Australia’s carbon price is here, so how can transport operators gain from cleaner fuels?
As a retailer, manufacturer, miner or farmer, where in your supply chain can clean fuels bring real benefits, now?
Biofuels win under Carbon Pricing
Biodiesel and ethanol now have a carbon price advantage over other transport fuels. While gaseous fuels (LNG, LPG and CNG) have lower greenhouse gas emissions than diesel and petrol, on July 1st they copped a tax “double whammy”:
- Gas excise duty now rises each year while biofuels don’t pay excise until 2021.
- Gaseous fuels attract a carbon price; biofuels don’t.
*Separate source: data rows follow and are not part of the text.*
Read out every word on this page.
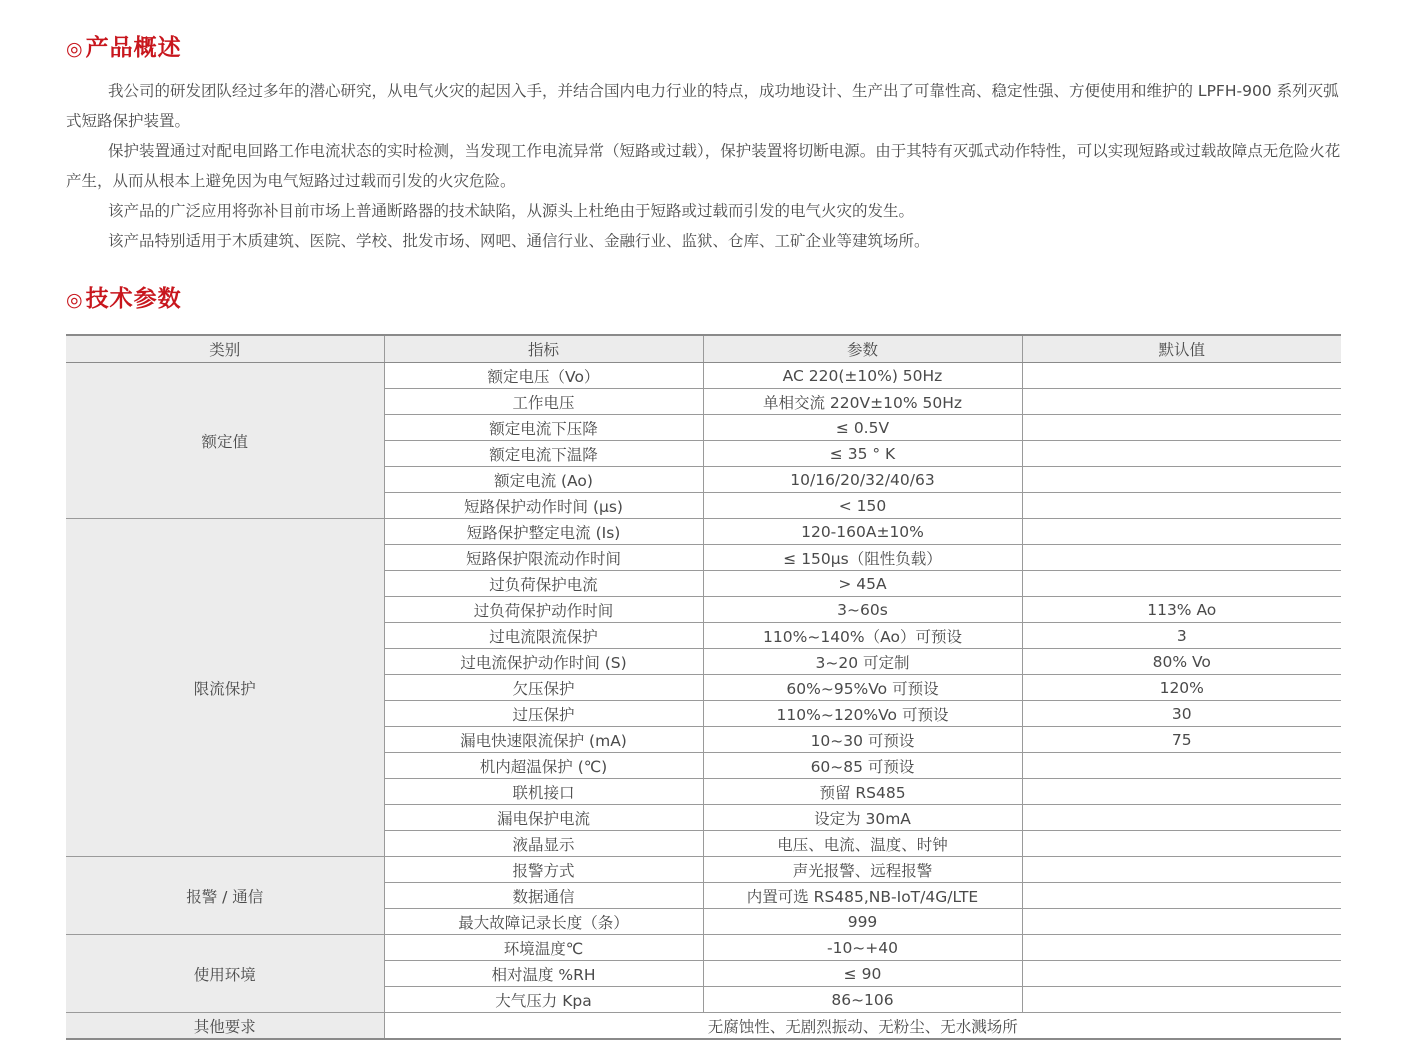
◎产品概述

我公司的研发团队经过多年的潜心研究，从电气火灾的起因入手，并结合国内电力行业的特点，成功地设计、生产出了可靠性高、稳定性强、方便使用和维护的 LPFH-900 系列灭弧式短路保护装置。

保护装置通过对配电回路工作电流状态的实时检测，当发现工作电流异常（短路或过载），保护装置将切断电源。由于其特有灭弧式动作特性，可以实现短路或过载故障点无危险火花产生，从而从根本上避免因为电气短路过过载而引发的火灾危险。

该产品的广泛应用将弥补目前市场上普通断路器的技术缺陷，从源头上杜绝由于短路或过载而引发的电气火灾的发生。

该产品特别适用于木质建筑、医院、学校、批发市场、网吧、通信行业、金融行业、监狱、仓库、工矿企业等建筑场所。

◎技术参数
类别	指标	参数	默认值
额定值	额定电压（Vo）	AC 220(±10%) 50Hz	
	工作电压	单相交流 220V±10% 50Hz	
	额定电流下压降	≤ 0.5V	
	额定电流下温降	≤ 35 ° K	
	额定电流 (Ao)	10/16/20/32/40/63	
	短路保护动作时间 (µs)	< 150	
限流保护	短路保护整定电流 (Is)	120-160A±10%	
	短路保护限流动作时间	≤ 150µs（阻性负载）	
	过负荷保护电流	> 45A	
	过负荷保护动作时间	3~60s	113% Ao
	过电流限流保护	110%~140%（Ao）可预设	3
	过电流保护动作时间 (S)	3~20 可定制	80% Vo
	欠压保护	60%~95%Vo 可预设	120%
	过压保护	110%~120%Vo 可预设	30
	漏电快速限流保护 (mA)	10~30 可预设	75
	机内超温保护 (℃)	60~85 可预设	
	联机接口	预留 RS485	
	漏电保护电流	设定为 30mA	
	液晶显示	电压、电流、温度、时钟	
报警 / 通信	报警方式	声光报警、远程报警	
	数据通信	内置可选 RS485,NB-IoT/4G/LTE	
	最大故障记录长度（条）	999	
使用环境	环境温度℃	-10~+40	
	相对温度 %RH	≤ 90	
	大气压力 Kpa	86~106	
其他要求	无腐蚀性、无剧烈振动、无粉尘、无水溅场所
But costs continue to rise
Biodiesel and ethanol are made from agricultural commodities and organic waste materials. Rising demand in many industrial uses is pushing up prices of these feedstocks, and some are caught in the “Food versus Fuel” debate. The promise of offsetting society’s dependence on oil is now staged against our ability to feed growing populations. As food prices rise around the globe, economic, environmental and social trade-offs are made in a complex arena. Government support for biofuels in Europe is weakening as new laws narrow the choice of feedstocks.
Our small demand in global terms competes for inputs with big biofuel producers overseas. Australia has only a handful of biodiesel and ethanol plants, and none are world scale. Soaring Asian demand consumes feedstocks and raises prices, challenging the viability of Aussie producers.
On a positive note, one Queensland company already produces an ultra clean synthetic diesel and says they can do it for only 20 cents per litre. 20 cents! Is that a typo?
In practice, biofuels gain only a small carbon price advantage over other transport fuels. That’s because biodiesel and ethanol need blending with regular diesel and petrol to comply with fuel quality standards and excise rules. This reduces their carbon price advantage by 80% in the case of a B20 blend (20% biodiesel and 80% mineral diesel) down to 1.2 cents per litre. Then the logistical challenges in getting blended products to end users can pretty quickly gobble that up!
Market entry remains the biggest challenge of all:
- it’s hard to supply biofuels at a competitive price due to the infrastructure and volumes needed
- business models face rising production costs and can’t rely on government support
- many people just don’t trust biofuels
- lack of demand means local plants can’t expand to world-scale
- fuel retailers need to invest in storage tanks to offer alternative fuels at the bowser
Playing with the Big Boys
Despite volatile prices, oil-based transport fuels dominate the market. Major oil companies have supply networks, production technologies and retail models they have refined for more than 100 years. While a few officially support alternative fuels, their practical steps have been tentative at best.
There’s no silver bullet for introducing cleaner transport fuels – a portfolio of fuels is needed. Today, both biofuels and gaseous fuels are used successfully in various light and heavy vehicle applications. Depending on a vehicle’s work task – it’s payload capacity, speed, stop-start intensity, distance range and fuel efficiency to name a few variables – each fuel has its’ “pro’s and cons”. Thorough due diligence is needed, and the clean fuels industry could better educate and communicate the sweet-spots to end users.
Meanwhile, trials of cleaner jet fuels show that biofuels can be safe, reliable and are ready for use, but would not meet immediate demand if large airlines make the switch. Yet such trials are vitally important, especially with the support of engine makers who remain critical to clean fuels take-up. Truck manufacturers like Scania run ethanol trials in their own operations to prove new clean fuel technologies.
Test & Invest
Yet even with government support, some avid users and a few keen oil companies, all clean fuels have their own market entry challenges. Carbon pricing may help some clean fuels, but it will fall short of what’s needed.
To make real progress, all supply chain partners must work together to understand which clean fuels can help their particular situation. Only through collaborative testing can the right clean fuels be chosen for each supply chain. Then clean fuel producers must make their fuels available at retail and industrial points of use – reliably and cost-effectively.
So if you want to win from cleaner fuels, you’ve got to make it happen. Get with your supply chain partners to test and invest in clean fuels now.